Increasing Speed of Greenland Glaciers Gives New Insight for Rising Sea Level

ScienceDaily (May 3, 2012) — Changes in the speed that ice travels in more than 200 outlet glaciers indicates that Greenland's contribution to rising sea level in the 21st century might be significantly less than the upper limits some scientists thought possible, a new study shows.

These icebergs recently calved from the front of the north branch of Jakobshavn Isbrae, a large outlet glacier that drains 6.5 percent of the Greenland ice sheet. The fact that they are upright, indicated by their dirty and crevassed surfaces, suggests they calved from the floating end of a glacier. (Credit: Ian Joughin/University of Washington)
"So far, on average we're seeing about a 30 percent speedup in 10 years," said Twila Moon, a University of Washington doctoral student in Earth and space sciences and lead author of a paper documenting the observations published May 4 inScience.

The faster the glaciers move, the more ice and meltwater they release into the ocean. In a previous study, scientists trying to understand the contribution of melting ice to rising sea level in a warming world considered a scenario in which the Greenland glaciers would double their velocity between 2000 and 2010 and then stabilize at the higher speed, and another scenario in which the speeds would increase tenfold and then stabilize.

At the lower rate, Greenland ice would contribute about four inches to rising sea level by 2100 and at the higher rate the contribution would be nearly 19 inches by the end of this century. But the researchers who conducted that study had little precise data available for how major ice regions, primarily in Greenland and Antarctica, were behaving in the face of climate change.

In the new study, the scientists created a decade-long record of changes in Greenland outlet glaciers by producing velocity maps using data from the Canadian Space Agency's Radarsat-1 satellite, Germany's TerraSar-X satellite and Japan's Advanced Land Observation Satellite. They started with the winter of 2000-01 and then repeated the process for each winter from 2005-06 through 2010-11, and found that the outlet glaciers had not increased in velocity as much as had been speculated.
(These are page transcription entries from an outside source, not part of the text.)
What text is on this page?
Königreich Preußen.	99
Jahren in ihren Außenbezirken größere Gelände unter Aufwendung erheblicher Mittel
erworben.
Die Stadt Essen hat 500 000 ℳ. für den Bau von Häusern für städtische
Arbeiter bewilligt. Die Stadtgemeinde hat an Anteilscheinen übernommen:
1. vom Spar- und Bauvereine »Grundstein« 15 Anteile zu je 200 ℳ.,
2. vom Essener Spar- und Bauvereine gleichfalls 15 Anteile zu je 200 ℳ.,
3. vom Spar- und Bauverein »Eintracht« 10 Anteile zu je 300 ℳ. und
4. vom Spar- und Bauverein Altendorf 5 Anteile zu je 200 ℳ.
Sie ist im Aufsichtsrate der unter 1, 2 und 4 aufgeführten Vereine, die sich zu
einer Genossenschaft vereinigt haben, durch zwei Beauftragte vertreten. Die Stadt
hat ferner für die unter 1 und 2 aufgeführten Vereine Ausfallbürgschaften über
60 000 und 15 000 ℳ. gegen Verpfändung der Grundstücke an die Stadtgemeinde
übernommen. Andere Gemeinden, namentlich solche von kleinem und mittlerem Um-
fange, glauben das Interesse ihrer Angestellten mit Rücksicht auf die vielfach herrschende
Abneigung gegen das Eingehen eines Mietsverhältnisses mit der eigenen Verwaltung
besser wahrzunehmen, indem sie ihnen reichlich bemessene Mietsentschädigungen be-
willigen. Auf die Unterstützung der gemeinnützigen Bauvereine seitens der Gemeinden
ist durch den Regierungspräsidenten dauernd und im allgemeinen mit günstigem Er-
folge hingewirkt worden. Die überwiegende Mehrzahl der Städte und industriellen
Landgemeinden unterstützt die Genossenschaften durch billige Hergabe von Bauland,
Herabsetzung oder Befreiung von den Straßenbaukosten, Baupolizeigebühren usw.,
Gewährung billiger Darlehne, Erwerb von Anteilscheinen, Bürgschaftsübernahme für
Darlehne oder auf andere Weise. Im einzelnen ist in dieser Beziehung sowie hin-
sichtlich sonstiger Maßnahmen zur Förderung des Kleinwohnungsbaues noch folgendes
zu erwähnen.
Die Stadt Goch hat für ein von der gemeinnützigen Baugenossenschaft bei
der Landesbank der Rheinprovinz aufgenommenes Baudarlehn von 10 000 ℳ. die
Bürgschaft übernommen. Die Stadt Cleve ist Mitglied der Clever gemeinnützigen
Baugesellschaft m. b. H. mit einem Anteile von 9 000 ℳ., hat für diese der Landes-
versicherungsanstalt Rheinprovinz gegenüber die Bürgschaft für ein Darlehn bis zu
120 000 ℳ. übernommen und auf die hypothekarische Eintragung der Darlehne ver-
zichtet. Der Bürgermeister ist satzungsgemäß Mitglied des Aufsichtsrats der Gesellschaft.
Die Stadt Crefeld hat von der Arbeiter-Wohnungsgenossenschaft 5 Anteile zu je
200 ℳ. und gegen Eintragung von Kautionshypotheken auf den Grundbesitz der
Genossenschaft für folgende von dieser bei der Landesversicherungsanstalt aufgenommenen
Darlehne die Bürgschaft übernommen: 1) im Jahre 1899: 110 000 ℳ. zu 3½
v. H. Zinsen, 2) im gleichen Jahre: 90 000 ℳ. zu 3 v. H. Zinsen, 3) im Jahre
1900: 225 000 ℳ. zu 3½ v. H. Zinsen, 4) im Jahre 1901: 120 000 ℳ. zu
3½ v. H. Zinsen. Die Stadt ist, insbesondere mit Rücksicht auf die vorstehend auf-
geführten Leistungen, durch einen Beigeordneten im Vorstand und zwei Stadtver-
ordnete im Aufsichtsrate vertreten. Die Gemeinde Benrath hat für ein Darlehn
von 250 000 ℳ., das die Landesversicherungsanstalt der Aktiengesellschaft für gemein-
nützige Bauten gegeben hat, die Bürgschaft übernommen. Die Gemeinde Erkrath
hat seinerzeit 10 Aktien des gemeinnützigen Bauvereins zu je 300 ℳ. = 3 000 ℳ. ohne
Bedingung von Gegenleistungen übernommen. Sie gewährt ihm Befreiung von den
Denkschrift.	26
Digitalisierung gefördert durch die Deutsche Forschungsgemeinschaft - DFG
"In some sense, this raises as many questions as it answers. It shows there's a lot of variability," said Ian Joughin, a glaciologist in the UW's Applied Physics Laboratory who is a coauthor of the Science paper and is Moon's doctoral adviser.

Other coauthors are Benjamin Smith of the UW Applied Physics Laboratory and Ian Howat, an assistant professor of earth sciences at Ohio State University. The research was funded by NASA and the National Science Foundation.

The scientists saw no clear indication in the new research that the glaciers will stop gaining speed during the rest of the century, and so by 2100 they could reach or exceed the scenario in which they contribute four inches to sea level rise.

"There's the caveat that this 10-year time series is too short to really understand long-term behavior," Howat said. "So there still may be future events -- tipping points -- that could cause large increases in glacier speed to continue. Or perhaps some of the big glaciers in the north of Greenland that haven't yet exhibited any changes may begin to speed up, which would greatly increase the rate of sea level rise."

The record showed a complex pattern of behavior. Nearly all of Greenland's largest glaciers that end on land move at top speeds of 30 to 325 feet a year, and their changes in speed are small because they are already moving slowly. Glaciers that terminate in fjord ice shelves move at 1,000 feet to a mile a year, but didn't gain speed appreciably during the decade.

In the east, southeast and northwest areas of Greenland, glaciers that end in the ocean can travel seven miles or more in a year. Their changes in speed varied (some even slowed), but on average the speeds increased by 28 percent in the northwest and 32 percent in the southeast during the decade.

"We can't look at one glacier for 100 years, but we can look at 200 glaciers for 10 years and get some idea of what they're doing," Joughin said.

Moon said she was drawn to the research from a desire to take the large store of data available from the satellites and put it into a usable form to understand what is happening to Greenland's ice.

"We don't have a really good handle on it and we need to have that if we're going to understand the effects of climate change," she said.

"We are going to need to continue to look at all of the ice sheet to see how it's changing, and we are going to need to continue to work on some tough details to understand how individual glaciers change."